Linux TCP and UDP Socket Bindings





Defines a socket wordset to be used in a variety of situations. The main I/O words have been defined with a similar stack effect as the file wordset. The ior codes are throwable.

Choosing names for this BDS style socket API has been problematic because it uses common words such as bind or close that could clash with other applications or wordlists. I have opted to append an s (for socket) to most of these words to keep them readable, concise and avoid name clashes. So close becomes closes and bind becomes binds.

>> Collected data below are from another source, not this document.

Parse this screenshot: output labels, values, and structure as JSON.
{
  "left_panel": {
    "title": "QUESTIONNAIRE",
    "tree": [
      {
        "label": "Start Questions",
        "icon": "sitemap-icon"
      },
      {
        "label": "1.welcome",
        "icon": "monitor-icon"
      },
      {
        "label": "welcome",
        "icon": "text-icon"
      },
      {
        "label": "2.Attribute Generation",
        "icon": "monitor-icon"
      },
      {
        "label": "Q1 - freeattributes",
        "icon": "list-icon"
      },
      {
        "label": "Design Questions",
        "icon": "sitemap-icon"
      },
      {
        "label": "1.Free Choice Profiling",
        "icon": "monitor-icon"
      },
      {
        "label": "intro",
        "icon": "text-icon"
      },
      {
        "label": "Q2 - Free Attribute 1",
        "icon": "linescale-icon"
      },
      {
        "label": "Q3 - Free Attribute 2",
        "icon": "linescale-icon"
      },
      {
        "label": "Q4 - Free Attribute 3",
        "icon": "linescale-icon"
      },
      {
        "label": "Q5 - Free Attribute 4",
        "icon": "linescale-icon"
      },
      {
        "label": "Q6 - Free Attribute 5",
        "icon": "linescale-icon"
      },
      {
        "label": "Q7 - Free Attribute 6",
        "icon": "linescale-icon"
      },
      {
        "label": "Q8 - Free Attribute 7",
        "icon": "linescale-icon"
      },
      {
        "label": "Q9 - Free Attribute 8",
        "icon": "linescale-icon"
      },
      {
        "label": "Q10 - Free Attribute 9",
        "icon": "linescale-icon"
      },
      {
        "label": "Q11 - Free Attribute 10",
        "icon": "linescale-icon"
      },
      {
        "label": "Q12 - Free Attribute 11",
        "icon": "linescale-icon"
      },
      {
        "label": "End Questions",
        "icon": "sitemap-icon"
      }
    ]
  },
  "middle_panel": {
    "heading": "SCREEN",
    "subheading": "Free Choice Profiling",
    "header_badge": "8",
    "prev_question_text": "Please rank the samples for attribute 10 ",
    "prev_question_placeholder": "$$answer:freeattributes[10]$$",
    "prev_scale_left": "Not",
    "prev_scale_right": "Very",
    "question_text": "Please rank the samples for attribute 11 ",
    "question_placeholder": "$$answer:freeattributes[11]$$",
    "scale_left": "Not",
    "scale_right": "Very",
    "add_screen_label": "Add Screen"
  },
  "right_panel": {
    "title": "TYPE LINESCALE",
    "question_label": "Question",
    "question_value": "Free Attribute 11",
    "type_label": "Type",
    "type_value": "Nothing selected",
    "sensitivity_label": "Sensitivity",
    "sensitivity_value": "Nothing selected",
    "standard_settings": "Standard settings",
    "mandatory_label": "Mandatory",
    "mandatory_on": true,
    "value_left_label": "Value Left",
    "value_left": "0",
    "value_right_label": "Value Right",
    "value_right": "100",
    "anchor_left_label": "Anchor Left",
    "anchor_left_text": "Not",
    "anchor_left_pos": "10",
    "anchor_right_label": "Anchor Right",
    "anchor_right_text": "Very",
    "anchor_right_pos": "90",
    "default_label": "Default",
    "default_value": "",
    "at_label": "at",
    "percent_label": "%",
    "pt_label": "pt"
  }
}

Regarding portability, There has been no special effort to produce a portable library, only to make it work. It would probably be quite easy to port it to GForth. Some asumptions taken:




Non-blocking sockets and multitasking

A non-blocking I/O wordset has been included to use together with cooperative multitaskers. Since VFX Forth for Linux includes a preemptive multitasker, blocking I/O can be used within each task and the non-blocking counterparts have, in principle, little interest. However, facilities like messages between tasks or task events are driven using the traditional pause word. If you plan to use such facilities, then you must use the non-blocking words to ensure that pause is called frequently enough.




Glossary

Handling Linux errno codes

Socket I/O uses a variety of system calls that may fail for a number of reasons. The following words help keep track of errno codes thrown as exceptions.

As far as I know, VFX do not have yet embedded all the errno codes as part of its error handling wordset, nor do not offer an easy way to automatically read the z-strings returned by strerror() and define them with #AnonErr. All of VFX's error defining words are parsing words.

Note: This section is likely to change as soon as possible.

-5000 Value errno-base
Base value for OS errno throw codes. Can be customized at runtime to coexist with other throw codes.

: errno>excp                 \ errno -- n1
Converts Linux errno values in throw codes.

: excp>errno                \ n1 -- errno
Converts throw code back to genuine Linux errno values.

AliasedExtern: errno int * __errno_location(void);
errno is the well known errno C global variable used by libraries and system calls. Actually, it is a thread local (aka USER) variable. Can be read by @ and written by !

: throwable                  \ flag -- -ior
Takes a boolean flag and makes it a throwable ior with the False makes a zero ior.

Extern: char * strerror(int errnum);    \ -- z-addr
Get the human readable errno string. See man strerror for details.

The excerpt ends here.